A solitary passenger, passing at the time in his walk up and down, overhearing, smiled and nodded approval.

The Baleka was steering north by north-west, every eleven or eleven and a half knots that her nose managed to shove through the water that creamed back from her straight stem bringing her an hour nearer England. She was not a mail steamer, or even a regular passenger boat, being one of a private venture embarked in with the object of cheapening freight between England and the South African ports. But besides a full cargo she carried a limited complement of passengers and a quite unlimited ditto of cockroaches; otherwise she was an exceedingly comfortable boat, and combined good catering with a considerable reduction on current rates of passage money by the ordinary lines, all of which was a consideration with those to whom a few days more or less at sea mattered nothing.

The smoking-room amidships was a snug apartment with roomy chairs and well-cushioned lounges. In one corner three or four of the male passengers were hard at work capturing the Transvaal—a form of amusement widely prevailing at that time, although the war had not yet been started; rather should we have omitted the transition qualification, for they had already conquered and annexed the obnoxious republic, and that with surprisingly little loss or difficulty. Then the discussion waxed lively and warm, for the justifiability of the proposed annexation had come up; meanwhile others had dropped in.

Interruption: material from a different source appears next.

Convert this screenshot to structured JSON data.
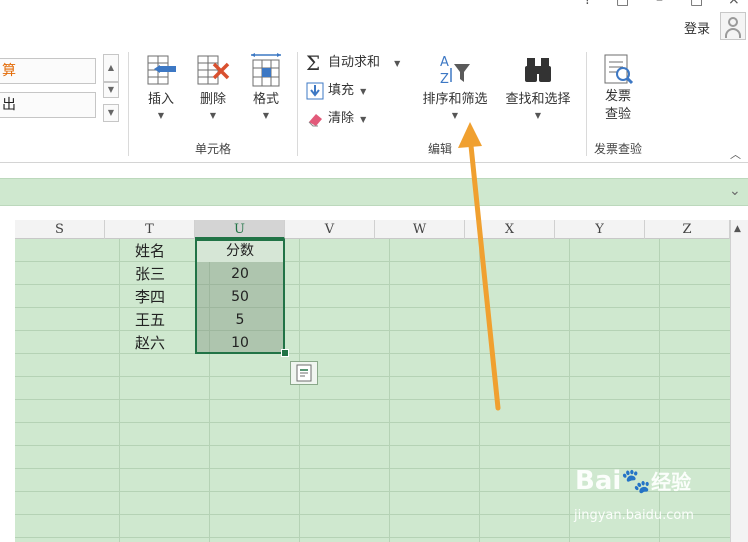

“I maintain it would be utterly unjustifiable,” said one. “It’s all very well to urge that it would be for the good of civilisation and numbers, and all that sort of thing, but we can’t do evil that good may come of it. That’s a hard and fast rule.”

“There’s no such thing as a hard and fast rule, or oughtn’t to be,” retorted with some heat he who had borne the main part of the argument; “but if there is, why, ‘the greatest good for the greatest number’ is a fairly safe one. What do you think sir?” turning to a man who was seated in another corner reading, but who had paid no attention to the discussion at all.

“Think? Oh, I don’t know. I haven’t been in that part long enough to have formed an opinion,” was the answer.

“But you don’t agree with our friend there that there should be a hard and fast rule for everything? Surely you are of opinion that every question should be decided on its own merits?”

“Certainly,” replied the other politely, though inwardly bored at being dragged into a crude and threadbare discussion upon a subject in which he felt no interest whatever. “That’s a sound principle all the world over, and a safe one.”

“There you are,” cried the first speaker triumphantly, turning upon his antagonist. “What did I tell you? This gentleman agrees with me entirely, as any sensible man would on such a point as that.”

“We can’t do evil that good may come of it,” reiterated the said antagonist. “That’s a hard and fast rule.”